Occupational training programs are their own kettle of fish because there is a large amount of absolutely essential memorized content and skills that must be learned to a point of automaticity.
There is also an apprenticeship component where you work in real or simulated situations with an expert in order to learn to think like an expert. This is where emergent learning makes an appearance.
Diagnostic Reasoning requires taking the patient symptoms, matching this to what you know about body systems and coming up with a couple of predictions about what is wrong. Clinical Reasoning takes the predictions, and refines the diagnosis through patient history, physical examination and tests, then determines treatment. Compare, contrast, research, analyse, identify systemic problems, juggle multiple factors are important strategies that must be developed in medicine.

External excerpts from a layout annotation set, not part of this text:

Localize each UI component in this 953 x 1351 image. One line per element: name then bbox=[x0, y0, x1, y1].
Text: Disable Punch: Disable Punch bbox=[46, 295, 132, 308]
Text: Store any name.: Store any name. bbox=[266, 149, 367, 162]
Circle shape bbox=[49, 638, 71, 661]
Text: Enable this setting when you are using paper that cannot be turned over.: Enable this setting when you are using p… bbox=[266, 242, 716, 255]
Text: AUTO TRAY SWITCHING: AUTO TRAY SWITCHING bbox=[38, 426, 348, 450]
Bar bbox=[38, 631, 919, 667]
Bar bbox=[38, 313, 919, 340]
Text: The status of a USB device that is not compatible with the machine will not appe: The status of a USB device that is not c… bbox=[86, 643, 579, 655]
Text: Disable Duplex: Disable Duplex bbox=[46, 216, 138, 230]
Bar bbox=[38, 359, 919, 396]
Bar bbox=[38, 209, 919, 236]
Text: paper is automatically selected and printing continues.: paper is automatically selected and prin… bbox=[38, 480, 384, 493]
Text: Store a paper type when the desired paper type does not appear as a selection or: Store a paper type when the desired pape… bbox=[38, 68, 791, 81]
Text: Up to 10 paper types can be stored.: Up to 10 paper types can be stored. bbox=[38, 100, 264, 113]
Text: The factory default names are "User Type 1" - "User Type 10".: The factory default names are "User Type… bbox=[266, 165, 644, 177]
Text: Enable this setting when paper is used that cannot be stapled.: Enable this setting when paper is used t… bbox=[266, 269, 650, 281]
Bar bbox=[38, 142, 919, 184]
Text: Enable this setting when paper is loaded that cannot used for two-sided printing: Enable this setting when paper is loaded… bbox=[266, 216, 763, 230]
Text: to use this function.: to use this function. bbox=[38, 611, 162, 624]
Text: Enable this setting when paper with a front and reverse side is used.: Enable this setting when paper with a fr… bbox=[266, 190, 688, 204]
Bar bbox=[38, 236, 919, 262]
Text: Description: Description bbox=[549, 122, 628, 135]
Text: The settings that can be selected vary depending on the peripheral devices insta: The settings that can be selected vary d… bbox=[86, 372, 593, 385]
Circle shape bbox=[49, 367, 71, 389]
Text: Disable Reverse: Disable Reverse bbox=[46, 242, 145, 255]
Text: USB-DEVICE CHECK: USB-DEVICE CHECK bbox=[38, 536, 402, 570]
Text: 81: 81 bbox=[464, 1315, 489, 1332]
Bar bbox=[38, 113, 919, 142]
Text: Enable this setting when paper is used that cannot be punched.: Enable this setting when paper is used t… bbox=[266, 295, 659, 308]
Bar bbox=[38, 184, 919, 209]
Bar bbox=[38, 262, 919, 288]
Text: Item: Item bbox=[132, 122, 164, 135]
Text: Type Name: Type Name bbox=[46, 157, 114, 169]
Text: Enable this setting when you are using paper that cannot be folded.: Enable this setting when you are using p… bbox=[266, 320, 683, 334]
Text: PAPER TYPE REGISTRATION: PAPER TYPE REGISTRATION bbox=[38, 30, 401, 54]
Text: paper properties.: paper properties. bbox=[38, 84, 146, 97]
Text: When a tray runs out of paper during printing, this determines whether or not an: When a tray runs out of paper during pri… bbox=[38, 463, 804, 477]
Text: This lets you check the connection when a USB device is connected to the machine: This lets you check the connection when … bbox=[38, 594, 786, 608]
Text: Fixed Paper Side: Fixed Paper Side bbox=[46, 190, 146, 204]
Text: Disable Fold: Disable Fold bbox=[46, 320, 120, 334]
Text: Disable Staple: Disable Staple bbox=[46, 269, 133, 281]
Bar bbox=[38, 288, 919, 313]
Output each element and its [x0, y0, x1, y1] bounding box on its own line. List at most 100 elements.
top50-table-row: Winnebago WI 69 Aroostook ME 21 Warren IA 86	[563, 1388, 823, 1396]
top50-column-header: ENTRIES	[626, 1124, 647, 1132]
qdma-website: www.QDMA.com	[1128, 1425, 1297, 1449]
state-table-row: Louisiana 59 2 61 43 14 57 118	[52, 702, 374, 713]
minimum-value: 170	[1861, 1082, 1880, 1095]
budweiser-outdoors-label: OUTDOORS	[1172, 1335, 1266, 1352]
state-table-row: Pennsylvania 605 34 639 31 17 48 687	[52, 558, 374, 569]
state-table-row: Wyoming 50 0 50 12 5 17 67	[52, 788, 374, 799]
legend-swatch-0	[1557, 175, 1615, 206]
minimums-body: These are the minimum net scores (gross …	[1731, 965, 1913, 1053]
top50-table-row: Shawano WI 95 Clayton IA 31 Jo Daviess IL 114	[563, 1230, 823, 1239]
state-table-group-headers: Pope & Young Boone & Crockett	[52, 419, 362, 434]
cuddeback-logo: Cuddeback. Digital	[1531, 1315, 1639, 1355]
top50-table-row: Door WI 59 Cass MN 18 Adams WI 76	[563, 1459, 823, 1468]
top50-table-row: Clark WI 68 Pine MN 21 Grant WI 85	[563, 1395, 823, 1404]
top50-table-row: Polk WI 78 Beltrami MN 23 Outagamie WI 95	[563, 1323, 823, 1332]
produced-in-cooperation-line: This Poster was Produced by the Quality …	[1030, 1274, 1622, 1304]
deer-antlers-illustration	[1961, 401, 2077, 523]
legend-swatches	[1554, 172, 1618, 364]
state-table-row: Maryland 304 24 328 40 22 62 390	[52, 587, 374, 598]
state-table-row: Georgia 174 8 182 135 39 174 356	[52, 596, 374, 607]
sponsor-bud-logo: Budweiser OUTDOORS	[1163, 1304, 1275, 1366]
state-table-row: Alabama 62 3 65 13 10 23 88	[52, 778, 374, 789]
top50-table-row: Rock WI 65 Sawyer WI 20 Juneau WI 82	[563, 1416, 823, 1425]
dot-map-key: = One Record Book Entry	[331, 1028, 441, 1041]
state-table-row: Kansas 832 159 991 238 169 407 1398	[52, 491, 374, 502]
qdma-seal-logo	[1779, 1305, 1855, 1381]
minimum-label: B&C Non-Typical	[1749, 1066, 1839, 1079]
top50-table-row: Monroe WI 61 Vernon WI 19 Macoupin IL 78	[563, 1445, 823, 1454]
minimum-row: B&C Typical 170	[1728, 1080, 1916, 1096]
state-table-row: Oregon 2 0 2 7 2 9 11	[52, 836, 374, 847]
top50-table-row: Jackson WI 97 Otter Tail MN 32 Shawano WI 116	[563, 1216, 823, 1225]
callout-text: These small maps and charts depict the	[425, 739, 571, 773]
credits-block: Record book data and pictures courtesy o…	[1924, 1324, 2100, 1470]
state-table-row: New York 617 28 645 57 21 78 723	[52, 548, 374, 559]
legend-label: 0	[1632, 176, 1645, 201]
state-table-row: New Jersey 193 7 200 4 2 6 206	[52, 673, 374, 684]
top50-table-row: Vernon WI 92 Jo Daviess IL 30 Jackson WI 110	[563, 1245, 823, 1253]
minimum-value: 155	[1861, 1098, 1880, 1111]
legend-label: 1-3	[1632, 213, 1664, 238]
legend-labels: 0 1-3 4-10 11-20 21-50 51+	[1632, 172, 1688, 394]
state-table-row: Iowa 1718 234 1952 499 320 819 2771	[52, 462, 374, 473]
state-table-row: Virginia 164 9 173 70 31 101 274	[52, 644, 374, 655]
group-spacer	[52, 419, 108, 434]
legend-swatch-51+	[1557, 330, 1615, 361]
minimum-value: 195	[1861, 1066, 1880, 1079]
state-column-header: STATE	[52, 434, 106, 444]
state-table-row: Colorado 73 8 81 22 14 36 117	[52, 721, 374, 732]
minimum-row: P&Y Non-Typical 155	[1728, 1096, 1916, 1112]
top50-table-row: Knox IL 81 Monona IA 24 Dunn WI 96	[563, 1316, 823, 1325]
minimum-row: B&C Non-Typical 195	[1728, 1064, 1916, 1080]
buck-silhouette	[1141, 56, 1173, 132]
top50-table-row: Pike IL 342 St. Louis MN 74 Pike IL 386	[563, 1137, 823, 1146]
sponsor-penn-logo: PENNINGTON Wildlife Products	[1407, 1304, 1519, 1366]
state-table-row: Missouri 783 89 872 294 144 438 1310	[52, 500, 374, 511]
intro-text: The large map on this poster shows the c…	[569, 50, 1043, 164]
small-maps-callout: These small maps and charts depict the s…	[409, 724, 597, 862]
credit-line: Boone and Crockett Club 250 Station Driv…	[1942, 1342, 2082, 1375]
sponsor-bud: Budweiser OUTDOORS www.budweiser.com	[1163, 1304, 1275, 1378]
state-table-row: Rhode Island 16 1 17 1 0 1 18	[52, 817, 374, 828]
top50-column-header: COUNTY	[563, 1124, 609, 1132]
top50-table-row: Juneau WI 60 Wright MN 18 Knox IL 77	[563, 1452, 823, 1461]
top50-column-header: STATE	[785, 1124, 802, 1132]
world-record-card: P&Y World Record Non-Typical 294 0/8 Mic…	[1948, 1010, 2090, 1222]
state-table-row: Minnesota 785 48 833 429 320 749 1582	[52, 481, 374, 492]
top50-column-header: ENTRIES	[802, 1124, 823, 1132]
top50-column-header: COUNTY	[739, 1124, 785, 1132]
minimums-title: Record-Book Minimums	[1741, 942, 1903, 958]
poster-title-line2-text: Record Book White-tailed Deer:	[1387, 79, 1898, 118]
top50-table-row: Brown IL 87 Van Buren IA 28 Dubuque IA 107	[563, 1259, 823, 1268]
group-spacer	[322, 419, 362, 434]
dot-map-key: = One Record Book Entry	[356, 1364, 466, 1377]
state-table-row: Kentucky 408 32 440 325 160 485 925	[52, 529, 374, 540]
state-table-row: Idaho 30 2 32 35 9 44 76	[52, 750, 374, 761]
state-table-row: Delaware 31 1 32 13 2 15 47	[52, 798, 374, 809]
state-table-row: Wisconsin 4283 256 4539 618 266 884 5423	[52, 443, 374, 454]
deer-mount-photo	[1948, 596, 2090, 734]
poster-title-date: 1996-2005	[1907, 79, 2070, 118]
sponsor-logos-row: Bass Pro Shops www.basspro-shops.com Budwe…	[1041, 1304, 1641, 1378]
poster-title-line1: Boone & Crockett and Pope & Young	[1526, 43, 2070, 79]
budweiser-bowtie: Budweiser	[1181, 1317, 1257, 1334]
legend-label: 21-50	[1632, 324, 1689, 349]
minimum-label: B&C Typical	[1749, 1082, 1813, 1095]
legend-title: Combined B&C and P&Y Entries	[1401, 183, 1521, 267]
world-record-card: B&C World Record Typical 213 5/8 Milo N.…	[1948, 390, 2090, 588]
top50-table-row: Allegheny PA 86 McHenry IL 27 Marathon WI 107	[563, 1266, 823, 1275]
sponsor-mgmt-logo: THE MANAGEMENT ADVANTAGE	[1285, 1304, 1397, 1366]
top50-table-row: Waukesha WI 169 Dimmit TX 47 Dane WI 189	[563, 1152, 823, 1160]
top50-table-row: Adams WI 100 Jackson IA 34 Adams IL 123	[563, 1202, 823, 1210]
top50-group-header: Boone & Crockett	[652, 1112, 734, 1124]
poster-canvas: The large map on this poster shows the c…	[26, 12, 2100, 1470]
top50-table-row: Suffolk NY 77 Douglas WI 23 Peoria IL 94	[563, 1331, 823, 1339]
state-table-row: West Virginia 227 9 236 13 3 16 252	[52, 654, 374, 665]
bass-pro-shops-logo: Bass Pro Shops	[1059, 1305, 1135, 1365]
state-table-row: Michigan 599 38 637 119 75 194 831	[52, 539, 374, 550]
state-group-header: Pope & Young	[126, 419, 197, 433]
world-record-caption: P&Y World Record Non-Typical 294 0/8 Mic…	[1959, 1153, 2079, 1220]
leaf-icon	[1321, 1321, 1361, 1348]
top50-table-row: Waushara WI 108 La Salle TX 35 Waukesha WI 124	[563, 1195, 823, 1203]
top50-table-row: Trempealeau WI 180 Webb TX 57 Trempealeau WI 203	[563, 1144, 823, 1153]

You learn to do this by seeing a wide range of patients over time but you also need a constant feedback system from patients, nurses, preceptors and self reflection. This is where training programs often fail their students. Poor feedback loops demoralize on one hand because of their severity and allow negative behaviour to continue on the other extreme. So formative assessment is a critical element. Summative assessment in occupational training is usually done externally and is a client safety step that confirms this person is qualified to practice.
So you have the prescriptive classrooms, emergent clinical experiences and the chaos of the unsupervised experience, all existing and clamoring for more time.